OBUSight: Clinically Aligned Generative AI for Ophthalmic Ultrasound Interpretation and Diagnosis.
Authors
Affiliations (10)
Affiliations (10)
- State Key Laboratory of Transvascular Implantation Devices of the Second Affiliated Hospital, Zhejiang University School of Medicine, and Transvascular Implantation Devices Research Institute, Hangzhou, China.
- Zhejiang University, Eye Center of Second Affiliated Hospital, School of Medicine, China, Zhejiang Provincial Key Laboratory of Ophthalmology, Zhejiang Provincial Clinical Research Center for Eye Diseases, Zhejiang Provincial Engineering Institute on Eye Diseases, Hangzhou, China.
- Zhongshan Ophthalmic Center, Sun Yat-sen University, WHO Collaborating Centre for Eye Care and Vision, State Key Laboratory of Ophthalmology, Guangdong Provincial Key Laboratory of Ophthalmology and Visual Science, Guangdong Provincial Clinical Research Center for Ocular Diseases, Guangzhou, China.
- Department of Ophthalmology, National University of Singapore, Singapore, Singapore.
- Singapore Eye Research Institute, Singapore National Eye Centre, Singapore, Singapore.
- Centre for Innovation and Precision Eye Health, National University of Singapore, Singapore, Singapore.
- Division of Pharmacoepidemiology and Pharmacoeconomics, Department of Medicine, Brigham and Women's Hospital and Harvard Medical School, Boston, Massachusetts, USA.

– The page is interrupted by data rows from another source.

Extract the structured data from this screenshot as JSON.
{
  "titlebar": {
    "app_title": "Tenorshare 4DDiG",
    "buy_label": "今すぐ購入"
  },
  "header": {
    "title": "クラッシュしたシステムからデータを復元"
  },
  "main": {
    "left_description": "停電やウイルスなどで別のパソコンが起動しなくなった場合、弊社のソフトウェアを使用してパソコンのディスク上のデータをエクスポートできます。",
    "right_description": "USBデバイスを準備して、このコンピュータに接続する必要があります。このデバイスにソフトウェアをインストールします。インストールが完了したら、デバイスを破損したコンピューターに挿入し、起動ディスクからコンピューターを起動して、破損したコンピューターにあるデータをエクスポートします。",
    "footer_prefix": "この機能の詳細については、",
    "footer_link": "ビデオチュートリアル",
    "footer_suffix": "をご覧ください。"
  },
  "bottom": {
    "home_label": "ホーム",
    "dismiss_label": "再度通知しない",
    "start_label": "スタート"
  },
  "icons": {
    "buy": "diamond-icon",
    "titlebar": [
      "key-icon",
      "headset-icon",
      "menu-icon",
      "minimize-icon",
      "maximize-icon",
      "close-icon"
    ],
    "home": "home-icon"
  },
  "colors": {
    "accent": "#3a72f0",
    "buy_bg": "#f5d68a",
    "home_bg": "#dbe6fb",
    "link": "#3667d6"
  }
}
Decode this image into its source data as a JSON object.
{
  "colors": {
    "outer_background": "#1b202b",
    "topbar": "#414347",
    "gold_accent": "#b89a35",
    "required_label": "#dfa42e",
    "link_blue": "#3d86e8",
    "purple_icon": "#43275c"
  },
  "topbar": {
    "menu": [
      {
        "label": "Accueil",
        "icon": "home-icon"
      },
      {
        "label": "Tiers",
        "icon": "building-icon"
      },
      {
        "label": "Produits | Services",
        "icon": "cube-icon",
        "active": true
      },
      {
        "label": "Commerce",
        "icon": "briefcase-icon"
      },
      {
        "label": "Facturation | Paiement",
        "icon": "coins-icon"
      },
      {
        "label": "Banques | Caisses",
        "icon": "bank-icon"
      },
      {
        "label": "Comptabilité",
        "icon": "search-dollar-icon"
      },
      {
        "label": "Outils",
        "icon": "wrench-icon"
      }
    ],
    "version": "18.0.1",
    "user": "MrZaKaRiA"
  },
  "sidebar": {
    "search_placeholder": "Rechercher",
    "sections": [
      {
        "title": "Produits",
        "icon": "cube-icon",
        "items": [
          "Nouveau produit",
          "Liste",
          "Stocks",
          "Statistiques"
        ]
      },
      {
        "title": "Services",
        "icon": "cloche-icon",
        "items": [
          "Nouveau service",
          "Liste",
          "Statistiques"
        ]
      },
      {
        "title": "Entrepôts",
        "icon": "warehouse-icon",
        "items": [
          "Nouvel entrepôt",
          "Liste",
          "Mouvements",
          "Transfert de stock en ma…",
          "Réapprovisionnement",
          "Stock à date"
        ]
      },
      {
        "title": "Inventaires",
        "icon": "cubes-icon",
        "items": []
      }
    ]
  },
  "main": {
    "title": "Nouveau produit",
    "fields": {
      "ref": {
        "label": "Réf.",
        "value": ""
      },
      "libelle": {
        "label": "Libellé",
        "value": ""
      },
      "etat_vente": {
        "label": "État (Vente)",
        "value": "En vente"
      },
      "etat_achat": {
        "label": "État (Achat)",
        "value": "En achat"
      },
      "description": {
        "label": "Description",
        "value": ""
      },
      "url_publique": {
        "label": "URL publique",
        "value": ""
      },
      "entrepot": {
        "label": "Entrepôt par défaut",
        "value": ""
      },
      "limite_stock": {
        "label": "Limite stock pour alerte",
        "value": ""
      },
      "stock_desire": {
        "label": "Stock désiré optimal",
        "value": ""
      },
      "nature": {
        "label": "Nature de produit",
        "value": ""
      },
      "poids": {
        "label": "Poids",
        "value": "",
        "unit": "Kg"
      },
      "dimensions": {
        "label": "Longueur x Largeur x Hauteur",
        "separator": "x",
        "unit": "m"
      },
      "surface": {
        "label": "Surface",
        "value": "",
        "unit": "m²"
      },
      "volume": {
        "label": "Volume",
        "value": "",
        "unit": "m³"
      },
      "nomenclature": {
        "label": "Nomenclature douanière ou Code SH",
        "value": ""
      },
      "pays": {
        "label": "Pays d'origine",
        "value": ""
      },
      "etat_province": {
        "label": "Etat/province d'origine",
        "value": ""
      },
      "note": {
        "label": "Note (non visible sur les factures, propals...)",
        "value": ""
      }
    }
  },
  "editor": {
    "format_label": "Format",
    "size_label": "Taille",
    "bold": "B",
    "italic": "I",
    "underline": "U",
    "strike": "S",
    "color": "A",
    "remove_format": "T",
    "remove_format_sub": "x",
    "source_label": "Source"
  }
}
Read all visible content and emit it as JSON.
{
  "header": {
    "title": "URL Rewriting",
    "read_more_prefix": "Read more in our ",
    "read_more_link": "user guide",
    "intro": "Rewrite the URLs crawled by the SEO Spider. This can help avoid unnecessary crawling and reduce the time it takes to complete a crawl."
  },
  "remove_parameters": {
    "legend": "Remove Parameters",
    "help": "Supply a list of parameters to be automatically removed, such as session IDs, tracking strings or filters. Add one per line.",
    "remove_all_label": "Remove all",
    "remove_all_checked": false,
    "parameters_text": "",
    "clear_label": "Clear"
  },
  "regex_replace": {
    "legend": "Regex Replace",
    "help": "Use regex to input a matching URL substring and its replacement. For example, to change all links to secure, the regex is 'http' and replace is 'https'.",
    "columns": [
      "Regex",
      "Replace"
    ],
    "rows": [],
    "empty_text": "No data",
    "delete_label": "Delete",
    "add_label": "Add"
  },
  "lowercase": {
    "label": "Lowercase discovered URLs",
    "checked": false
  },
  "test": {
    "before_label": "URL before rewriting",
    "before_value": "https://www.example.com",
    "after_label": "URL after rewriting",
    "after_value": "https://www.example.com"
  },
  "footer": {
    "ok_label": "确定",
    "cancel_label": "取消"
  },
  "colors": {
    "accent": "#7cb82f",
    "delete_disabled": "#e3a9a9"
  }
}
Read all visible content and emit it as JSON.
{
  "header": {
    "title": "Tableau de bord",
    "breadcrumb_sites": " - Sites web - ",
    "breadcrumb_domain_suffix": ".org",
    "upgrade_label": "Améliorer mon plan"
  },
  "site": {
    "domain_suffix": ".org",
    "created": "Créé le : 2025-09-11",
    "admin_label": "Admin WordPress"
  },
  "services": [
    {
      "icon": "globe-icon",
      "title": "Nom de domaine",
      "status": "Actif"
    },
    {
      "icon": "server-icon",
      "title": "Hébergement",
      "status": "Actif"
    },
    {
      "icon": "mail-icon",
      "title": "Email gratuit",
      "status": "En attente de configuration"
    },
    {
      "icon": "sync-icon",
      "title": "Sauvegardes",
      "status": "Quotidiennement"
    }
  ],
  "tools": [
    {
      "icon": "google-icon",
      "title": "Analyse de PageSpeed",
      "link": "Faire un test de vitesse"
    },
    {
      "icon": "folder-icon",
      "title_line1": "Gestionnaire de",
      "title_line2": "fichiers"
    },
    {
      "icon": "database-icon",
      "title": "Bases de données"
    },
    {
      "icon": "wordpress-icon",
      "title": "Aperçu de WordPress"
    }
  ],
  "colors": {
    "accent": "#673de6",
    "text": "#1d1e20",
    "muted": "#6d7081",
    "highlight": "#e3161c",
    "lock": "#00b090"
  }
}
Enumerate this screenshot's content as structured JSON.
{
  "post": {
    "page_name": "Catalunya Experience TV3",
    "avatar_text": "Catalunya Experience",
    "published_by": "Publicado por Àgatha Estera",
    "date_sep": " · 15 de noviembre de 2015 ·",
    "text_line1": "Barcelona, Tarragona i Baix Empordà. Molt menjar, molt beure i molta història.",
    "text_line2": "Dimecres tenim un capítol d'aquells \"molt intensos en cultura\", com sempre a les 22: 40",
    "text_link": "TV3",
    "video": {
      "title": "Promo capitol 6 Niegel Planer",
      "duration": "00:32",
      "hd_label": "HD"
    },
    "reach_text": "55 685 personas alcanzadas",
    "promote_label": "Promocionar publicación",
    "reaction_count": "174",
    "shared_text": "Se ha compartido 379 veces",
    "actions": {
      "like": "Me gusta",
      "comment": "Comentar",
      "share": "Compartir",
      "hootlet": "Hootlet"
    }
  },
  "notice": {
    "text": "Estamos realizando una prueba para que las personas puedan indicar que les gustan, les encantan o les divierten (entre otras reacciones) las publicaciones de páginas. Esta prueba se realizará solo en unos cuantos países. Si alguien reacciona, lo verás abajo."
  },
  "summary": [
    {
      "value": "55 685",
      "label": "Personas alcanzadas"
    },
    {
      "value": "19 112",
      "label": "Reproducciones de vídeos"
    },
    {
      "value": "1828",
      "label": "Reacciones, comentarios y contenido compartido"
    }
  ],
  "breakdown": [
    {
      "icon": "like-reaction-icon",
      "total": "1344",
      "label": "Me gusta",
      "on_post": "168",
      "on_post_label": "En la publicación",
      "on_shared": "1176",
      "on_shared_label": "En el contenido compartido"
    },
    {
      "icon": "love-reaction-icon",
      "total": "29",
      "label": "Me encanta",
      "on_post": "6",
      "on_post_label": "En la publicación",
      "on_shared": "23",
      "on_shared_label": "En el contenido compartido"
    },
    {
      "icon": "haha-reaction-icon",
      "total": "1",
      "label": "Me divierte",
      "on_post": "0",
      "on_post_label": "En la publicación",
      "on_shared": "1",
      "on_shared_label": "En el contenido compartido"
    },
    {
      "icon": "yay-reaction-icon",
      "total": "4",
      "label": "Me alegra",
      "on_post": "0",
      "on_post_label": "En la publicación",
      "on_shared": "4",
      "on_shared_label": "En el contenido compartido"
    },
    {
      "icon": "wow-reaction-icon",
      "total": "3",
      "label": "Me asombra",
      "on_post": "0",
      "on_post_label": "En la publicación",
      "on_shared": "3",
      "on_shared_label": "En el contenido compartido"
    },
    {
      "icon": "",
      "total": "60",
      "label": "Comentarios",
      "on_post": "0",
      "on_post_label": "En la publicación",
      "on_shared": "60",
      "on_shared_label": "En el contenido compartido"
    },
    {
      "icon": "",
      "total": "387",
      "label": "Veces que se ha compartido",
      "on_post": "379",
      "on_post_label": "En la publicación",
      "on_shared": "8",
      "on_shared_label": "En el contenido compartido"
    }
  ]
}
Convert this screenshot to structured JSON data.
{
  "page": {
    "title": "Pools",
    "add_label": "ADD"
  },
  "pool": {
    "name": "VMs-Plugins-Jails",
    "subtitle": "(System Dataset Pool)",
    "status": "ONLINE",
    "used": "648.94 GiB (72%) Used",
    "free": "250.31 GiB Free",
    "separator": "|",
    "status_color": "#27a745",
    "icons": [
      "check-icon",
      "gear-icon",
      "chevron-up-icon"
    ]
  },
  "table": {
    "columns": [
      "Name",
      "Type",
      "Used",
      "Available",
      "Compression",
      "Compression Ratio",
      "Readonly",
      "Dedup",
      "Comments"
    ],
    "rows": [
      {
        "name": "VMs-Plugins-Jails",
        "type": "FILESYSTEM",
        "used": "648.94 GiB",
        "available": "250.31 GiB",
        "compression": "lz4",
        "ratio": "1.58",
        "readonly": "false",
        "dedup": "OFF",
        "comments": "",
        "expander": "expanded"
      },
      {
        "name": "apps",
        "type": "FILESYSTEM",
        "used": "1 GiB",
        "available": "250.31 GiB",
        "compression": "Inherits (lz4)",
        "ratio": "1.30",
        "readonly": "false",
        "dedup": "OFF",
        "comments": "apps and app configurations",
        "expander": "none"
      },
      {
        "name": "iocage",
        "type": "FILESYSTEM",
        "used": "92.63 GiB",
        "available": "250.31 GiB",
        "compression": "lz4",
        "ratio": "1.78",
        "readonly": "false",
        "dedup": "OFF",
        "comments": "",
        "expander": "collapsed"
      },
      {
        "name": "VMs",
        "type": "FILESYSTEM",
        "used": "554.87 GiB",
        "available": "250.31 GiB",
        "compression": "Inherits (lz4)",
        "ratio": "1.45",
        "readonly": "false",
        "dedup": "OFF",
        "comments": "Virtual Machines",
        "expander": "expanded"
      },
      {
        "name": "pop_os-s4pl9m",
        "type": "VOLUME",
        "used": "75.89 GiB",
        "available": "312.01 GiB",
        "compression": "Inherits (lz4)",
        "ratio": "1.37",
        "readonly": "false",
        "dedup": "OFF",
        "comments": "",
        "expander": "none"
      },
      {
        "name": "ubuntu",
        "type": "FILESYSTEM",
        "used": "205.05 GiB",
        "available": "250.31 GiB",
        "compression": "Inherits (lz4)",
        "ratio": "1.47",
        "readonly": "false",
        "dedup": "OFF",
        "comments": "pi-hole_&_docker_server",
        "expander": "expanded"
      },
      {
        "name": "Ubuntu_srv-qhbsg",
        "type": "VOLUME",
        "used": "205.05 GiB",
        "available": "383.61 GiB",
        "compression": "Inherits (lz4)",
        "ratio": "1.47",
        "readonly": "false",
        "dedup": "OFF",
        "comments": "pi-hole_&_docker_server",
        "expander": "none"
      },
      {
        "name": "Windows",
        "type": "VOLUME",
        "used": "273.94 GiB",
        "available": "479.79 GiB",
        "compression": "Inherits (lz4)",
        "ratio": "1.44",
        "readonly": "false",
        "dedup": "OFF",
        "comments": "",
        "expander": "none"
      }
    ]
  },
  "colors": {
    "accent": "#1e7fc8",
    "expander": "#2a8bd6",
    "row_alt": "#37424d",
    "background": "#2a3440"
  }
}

- Department of Genetics and Biomedical Informatics, Zhongshan School of Medicine, Institute for Frontier Interdisciplinary Research in Health Sciences and Technology, Sun Yat-sen University, Guangzhou, China.
- Hainan Eye Hospital and Key Laboratory of Ophthalmology, Zhongshan Ophthalmic Center, Sun Yat-sen University, Guangzhou, China.
- Liangzhu Laboratory and WeDoctor Cloud, Zhejiang Key Laboratory of Medical Imaging Artificial Intelligence, Hangzhou, China.
Abstract
Ocular B-scan ultrasonography (OBU), widely used for diagnosing posterior segment ocular disorders, poses unique challenges for ophthalmologists in image interpretation. In this study, a clinically aligned generative artificial intelligence (AI) model, OBUSight, was proposed to jointly generate reports and diagnose diseases for comprehensive OBU image interpretation. OBUSight was trained and validated on a large multi-center OBU dataset consisting of 39 654 images and 17 586 corresponding reports from 11 381 patients. By evaluating the quality of generated reports using natural language generation (NLG) metrics and clinical efficacy (CE) metrics, OBUSight outperformed eight state-of-the-art models and demonstrated robust performance across multi-center and multimorbidity validation datasets. The expert rating further indicated that OBUSight can provide clinically aligned reports without major corrections. The ancillary role of OBUSight in enhancing diagnostic efficiency was evaluated by providing ophthalmologists, residents, and ophthalmology students with its generated reports and predicted diagnoses during the diagnostic process. In both retrospective and prospective evaluations, OBUSight significantly outperformed residents and ophthalmology students (all p < 0.05), achieved diagnostic performance comparable to ophthalmologists, and reduced diagnostic time. In conclusion, OBUSight represents a promising AI tool for enhancing diagnostic efficiency in ophthalmic ultrasound practice, especially for less experienced clinicians.